Results showed significant improvements over the base Llama 3.1-8B model on cybersecurity tasks. Foundation-Sec-8B achieved competitive performance with much larger models like Llama 3.1-70B and GPT-4o-mini, particularly on CTI-specific tasks like CTIBench-RCM, where it outperformed GPT-4o-mini and matched Llama 3.1-70B and WhiteRabbitNeo-V2-70B. While there was a small drop in general knowledge as measured by the MMLU benchmark (2.4 points compared to Llama 3.1-8B), this was consistent with observations in prior domain adaptation work, indicating that specialization didn't lead to severe catastrophic forgetting.

The report highlights practical, real-world use cases where Foundation-Sec-8B is being applied or piloted:

SOC Acceleration: Automating tasks like summarizing alerts, generating incident timelines, and drafting analyst reports to improve triage efficiency.
Proactive Threat Defense: Modeling attacker behavior by extracting TTPs from threat intelligence, prioritizing vulnerabilities, generating attack path hypotheses, and drafting penetration test reports. A specific example notes over 10% improvement in MITRE ATT&CK Technique extraction after fine-tuning Foundation-Sec-8B compared to a non-security model.
Engineering Enablement: Assisting security and platform teams with secure development guidance, configuration validation against best practices, compliance assessment, and policy analysis.

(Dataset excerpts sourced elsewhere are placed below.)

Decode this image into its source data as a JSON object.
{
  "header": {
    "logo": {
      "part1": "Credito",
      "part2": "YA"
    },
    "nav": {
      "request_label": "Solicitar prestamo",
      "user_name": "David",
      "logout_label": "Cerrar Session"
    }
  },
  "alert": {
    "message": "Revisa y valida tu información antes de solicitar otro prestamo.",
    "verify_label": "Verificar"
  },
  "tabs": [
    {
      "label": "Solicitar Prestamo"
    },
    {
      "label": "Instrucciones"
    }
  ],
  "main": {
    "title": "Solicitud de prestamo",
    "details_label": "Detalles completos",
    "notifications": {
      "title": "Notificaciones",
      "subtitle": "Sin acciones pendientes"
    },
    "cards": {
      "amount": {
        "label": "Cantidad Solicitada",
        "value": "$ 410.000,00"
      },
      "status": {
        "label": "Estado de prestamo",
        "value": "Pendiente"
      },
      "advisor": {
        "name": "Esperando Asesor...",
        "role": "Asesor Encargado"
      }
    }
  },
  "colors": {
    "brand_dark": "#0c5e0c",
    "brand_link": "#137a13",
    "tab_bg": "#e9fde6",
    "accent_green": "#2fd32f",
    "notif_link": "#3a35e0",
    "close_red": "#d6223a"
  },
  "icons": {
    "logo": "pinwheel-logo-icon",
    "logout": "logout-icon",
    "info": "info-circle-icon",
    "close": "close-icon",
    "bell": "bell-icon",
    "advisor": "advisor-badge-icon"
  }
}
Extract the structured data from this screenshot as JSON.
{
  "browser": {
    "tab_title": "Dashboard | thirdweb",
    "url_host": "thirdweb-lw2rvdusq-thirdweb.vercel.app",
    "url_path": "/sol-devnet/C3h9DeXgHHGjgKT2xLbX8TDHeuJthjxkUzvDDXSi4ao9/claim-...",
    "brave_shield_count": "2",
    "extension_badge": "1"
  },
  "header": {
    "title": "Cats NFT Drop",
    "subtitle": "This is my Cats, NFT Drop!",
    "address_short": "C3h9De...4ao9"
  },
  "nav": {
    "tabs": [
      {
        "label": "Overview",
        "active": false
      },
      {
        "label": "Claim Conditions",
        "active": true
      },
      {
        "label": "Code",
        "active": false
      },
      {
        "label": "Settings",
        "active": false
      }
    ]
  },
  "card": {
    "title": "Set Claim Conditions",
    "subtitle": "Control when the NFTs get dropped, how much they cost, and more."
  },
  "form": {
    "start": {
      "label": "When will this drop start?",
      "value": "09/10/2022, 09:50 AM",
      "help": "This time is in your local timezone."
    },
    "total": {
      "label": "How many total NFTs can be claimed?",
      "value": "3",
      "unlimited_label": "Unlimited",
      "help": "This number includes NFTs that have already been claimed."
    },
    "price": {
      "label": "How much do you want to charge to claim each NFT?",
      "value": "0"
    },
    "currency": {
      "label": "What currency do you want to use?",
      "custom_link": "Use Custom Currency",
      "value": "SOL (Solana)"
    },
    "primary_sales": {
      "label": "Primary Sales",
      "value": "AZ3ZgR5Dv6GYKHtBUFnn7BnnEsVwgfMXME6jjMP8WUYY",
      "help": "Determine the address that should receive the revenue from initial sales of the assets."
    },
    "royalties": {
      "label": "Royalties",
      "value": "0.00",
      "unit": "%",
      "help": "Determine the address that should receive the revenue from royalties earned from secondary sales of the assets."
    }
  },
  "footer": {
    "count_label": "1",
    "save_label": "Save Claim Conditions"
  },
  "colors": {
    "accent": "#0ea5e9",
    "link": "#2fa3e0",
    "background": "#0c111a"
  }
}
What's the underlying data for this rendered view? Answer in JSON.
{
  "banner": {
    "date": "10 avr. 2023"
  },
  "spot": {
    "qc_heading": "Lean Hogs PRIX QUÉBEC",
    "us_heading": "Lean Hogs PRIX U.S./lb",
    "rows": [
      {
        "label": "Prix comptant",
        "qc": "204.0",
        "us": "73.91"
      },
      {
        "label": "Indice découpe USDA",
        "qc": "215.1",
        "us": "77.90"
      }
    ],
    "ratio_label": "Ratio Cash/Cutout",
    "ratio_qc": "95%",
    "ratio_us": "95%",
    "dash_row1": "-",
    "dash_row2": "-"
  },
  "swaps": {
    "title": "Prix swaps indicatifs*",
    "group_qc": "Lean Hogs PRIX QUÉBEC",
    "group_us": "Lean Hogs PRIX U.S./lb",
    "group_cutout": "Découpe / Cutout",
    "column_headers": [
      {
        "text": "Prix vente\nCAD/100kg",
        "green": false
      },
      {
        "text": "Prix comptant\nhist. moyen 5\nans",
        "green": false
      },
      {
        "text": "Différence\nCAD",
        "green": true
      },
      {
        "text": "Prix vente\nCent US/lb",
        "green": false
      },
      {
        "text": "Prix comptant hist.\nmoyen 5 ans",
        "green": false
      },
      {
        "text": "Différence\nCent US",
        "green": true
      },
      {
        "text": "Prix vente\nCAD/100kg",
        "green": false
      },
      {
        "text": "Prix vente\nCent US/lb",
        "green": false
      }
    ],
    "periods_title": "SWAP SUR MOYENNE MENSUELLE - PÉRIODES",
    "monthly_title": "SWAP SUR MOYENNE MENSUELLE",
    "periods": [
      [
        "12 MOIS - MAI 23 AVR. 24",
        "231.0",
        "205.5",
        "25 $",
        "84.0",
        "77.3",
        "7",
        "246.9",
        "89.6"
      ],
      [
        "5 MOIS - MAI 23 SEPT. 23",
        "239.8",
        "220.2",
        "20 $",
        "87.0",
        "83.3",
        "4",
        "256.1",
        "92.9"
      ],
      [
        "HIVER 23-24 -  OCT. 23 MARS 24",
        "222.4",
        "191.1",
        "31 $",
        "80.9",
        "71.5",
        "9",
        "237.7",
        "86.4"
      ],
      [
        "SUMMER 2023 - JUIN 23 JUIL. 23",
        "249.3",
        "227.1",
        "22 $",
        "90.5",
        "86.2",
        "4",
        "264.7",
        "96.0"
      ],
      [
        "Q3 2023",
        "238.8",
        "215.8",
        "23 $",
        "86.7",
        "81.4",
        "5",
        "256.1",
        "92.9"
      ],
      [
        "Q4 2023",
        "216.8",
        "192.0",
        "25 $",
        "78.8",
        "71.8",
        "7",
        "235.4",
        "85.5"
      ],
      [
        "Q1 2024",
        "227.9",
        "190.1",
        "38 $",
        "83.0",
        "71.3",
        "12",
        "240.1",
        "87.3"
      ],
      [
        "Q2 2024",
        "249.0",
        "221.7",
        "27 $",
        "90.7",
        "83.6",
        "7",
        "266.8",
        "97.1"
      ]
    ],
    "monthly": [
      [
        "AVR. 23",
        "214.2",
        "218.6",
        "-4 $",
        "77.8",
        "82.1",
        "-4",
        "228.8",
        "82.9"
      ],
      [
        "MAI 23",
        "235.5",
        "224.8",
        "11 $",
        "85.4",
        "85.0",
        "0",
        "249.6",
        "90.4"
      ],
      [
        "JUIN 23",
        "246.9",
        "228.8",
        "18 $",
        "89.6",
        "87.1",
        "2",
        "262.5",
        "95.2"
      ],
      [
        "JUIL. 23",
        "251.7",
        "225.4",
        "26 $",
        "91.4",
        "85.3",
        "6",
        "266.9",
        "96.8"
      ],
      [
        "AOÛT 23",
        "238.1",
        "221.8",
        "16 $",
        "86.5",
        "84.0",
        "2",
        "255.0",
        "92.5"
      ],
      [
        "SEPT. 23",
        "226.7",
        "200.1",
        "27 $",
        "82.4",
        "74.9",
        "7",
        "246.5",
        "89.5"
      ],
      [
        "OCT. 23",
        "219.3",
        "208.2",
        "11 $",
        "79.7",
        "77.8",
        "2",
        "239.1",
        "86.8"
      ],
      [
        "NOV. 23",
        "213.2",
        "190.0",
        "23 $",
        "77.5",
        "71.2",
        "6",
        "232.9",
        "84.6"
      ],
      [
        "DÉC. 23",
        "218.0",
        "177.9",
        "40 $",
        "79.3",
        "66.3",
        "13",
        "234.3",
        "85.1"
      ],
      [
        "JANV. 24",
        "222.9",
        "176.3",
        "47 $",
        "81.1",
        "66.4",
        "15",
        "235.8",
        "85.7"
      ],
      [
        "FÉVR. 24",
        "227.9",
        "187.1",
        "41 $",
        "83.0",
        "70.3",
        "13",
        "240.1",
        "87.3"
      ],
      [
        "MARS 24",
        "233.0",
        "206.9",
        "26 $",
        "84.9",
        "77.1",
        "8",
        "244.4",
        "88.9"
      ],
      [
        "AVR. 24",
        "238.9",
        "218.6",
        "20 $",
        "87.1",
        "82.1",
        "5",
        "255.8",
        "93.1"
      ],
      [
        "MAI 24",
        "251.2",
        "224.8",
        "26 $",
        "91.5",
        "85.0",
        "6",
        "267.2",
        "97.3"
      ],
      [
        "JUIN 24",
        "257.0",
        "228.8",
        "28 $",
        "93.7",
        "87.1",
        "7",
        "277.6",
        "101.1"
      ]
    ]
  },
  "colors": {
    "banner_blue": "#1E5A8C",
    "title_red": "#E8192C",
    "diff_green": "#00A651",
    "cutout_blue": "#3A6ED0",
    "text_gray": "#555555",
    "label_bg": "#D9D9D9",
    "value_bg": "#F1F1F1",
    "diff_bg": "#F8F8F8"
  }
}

The authors conclude that Foundation-Sec-8B serves as a strong foundation for AI-driven tools in cybersecurity, demonstrating that targeted domain-aware training can enable smaller models to rival larger general-purpose ones on specialized tasks. They plan to release the model publicly to foster further research and adoption in the community and suggest future work includes scaling up the model and training data, extending capabilities to cybersecurity coding tasks, and integrating it into agentic systems.